Back to the Kitchen (Short 1919) - IMDb

Ah, Hollywood in the 50s. When the top two choices to play Genghis Khan were Marlon Brando and John Wayne.

I’ve read that The Duke found the script lying around the RKO office one day and insisted the movie be made with him as its star. He reportedly said “This is the role I was born to play.”

Uhhh … okay. Sure, why not? Let’s give it a shot! :rolleyes:

There are plenty of recent films (mostly animated shorts) that have no cast members at all, so any of these, strictly speaking, would meet your criteria. (That is, no cast members at all means that no cast members are living.) Pixar’s Lifted from 2006 comes to mind, but I’ll bet there are similarly castless films from 2019.

If you restrict yourself to films that have a cast, then I bet the answer is still going to be something extremely recent, like in the last few years. It’s not unusual for films, especially low-budget shorts, to feature just one or two actors. No doubt some of these films featured actors who died accidentally or of old age since the film’s release. There may even be films that restrict themselves to archival footage or voice recordings from actors who died long before the film was even produced.

There are probably also a lot of documentaries where the only “cast member” is the narrator. Well, and possibly some animals, if you count them, but most of them will have very short life expectancies.

Sure, lots of those as well.
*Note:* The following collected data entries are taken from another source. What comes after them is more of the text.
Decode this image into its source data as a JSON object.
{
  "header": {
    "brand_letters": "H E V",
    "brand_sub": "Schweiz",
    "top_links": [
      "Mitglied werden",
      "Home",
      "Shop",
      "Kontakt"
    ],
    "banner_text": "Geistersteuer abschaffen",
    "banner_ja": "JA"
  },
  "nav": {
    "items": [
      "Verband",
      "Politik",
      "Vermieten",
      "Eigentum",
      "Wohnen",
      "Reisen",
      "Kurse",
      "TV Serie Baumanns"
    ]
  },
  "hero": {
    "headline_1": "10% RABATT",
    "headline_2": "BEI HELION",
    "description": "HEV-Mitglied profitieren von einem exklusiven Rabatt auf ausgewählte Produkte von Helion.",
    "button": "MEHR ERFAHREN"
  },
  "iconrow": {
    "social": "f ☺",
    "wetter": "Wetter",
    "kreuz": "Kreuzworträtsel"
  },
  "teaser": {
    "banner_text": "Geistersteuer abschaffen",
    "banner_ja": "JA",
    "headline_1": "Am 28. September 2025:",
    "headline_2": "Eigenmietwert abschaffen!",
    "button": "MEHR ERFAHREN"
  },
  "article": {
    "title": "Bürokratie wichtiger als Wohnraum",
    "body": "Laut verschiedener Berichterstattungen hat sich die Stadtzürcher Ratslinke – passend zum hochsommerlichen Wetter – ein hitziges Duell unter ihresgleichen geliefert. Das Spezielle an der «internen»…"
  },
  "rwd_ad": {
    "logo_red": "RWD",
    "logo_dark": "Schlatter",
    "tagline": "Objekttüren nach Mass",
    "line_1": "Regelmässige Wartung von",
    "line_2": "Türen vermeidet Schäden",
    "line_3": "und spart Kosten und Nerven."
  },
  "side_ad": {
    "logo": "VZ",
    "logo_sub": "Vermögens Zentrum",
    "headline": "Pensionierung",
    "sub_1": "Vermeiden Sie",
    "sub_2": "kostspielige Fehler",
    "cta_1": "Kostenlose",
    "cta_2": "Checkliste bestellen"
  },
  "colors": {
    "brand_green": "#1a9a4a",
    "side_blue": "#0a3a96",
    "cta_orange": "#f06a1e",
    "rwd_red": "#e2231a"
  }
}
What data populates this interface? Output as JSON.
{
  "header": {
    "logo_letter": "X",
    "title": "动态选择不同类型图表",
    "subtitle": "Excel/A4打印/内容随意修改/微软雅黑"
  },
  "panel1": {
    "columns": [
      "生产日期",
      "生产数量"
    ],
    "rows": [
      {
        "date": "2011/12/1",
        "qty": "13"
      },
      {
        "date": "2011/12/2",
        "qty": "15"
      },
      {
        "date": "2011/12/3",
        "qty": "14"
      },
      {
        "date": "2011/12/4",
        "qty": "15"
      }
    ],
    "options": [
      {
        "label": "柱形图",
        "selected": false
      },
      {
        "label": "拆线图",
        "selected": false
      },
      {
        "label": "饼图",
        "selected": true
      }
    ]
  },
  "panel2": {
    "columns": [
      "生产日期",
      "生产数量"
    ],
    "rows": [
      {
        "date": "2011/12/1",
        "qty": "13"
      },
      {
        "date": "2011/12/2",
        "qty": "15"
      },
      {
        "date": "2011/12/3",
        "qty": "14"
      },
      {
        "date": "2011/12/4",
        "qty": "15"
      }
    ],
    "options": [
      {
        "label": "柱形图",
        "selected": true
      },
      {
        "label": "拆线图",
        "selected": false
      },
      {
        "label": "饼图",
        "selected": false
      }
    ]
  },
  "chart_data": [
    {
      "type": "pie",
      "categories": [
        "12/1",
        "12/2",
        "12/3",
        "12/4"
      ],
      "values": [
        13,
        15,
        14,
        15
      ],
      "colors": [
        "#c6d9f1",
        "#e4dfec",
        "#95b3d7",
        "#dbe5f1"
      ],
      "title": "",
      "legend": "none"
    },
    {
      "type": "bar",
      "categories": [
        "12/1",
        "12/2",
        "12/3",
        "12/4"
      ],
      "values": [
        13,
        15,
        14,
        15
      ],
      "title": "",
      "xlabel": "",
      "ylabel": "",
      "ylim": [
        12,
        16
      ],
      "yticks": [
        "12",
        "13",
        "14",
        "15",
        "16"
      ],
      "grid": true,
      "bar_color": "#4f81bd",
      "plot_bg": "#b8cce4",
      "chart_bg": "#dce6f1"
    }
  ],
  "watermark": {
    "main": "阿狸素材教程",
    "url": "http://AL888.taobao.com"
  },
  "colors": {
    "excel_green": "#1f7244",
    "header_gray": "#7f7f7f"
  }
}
I think the only credited cast member of 1977’s Powers of Ten was the narrator, physicist Philip Morrison, who died in 2005. But there must be scads of more recent documentaries featuring only a now-dead narrator.

The 1968 WWII drama Hell in the Pacific had two cast members: Lee Marvin and Toshiro Mifune. Marvin died in 1987 and Mifune in 1997. So this has qualified for the category for over 20 years.

Gray’s last one man show was Gray’s Anatomy from 1996. The depression that omened what happened later is deep in this one.

Altman’s Images from 1972 is one Rene Auberjonois away from qualifying. He’s almost 80.

This is a much easier question to answer, and here’s some help: my list from the celebrity death pool thread, all centenarians or nonagenararians, listed by descending age.

Norman Lloyd
Olivia de Havilland
Kirk Douglas
Marsha Hunt
[Del] Carol Channing[/Del]
Betty White
Carl Reiner
[Del]Doris Day[/Del]
Eva Marie Saint
Dick van Dyke
June Lockhart
Angela Lansbury
Mel Brooks

Alternates:
Sidney Poitier
Joe Turkel
Conrad Janis

I haven’t checked all of them, but Marsha Hunt, b. 10/17/1917, was in a film called The Virginia Judge in 1935, at age 18. I haven’t checked every cast member, but I’ll wager she’s the last survivor in that film, and it is very likely the answer to your question.

Oops! I somehow missed posts #2 and 10. Sorry.

1974’s Alpha Beta.
Both Albert Finney and Rachel Roberts have passed.

A year later, Give ‘Em Hell, Harry! had the now-deceased James Whitmore playing Harry Truman.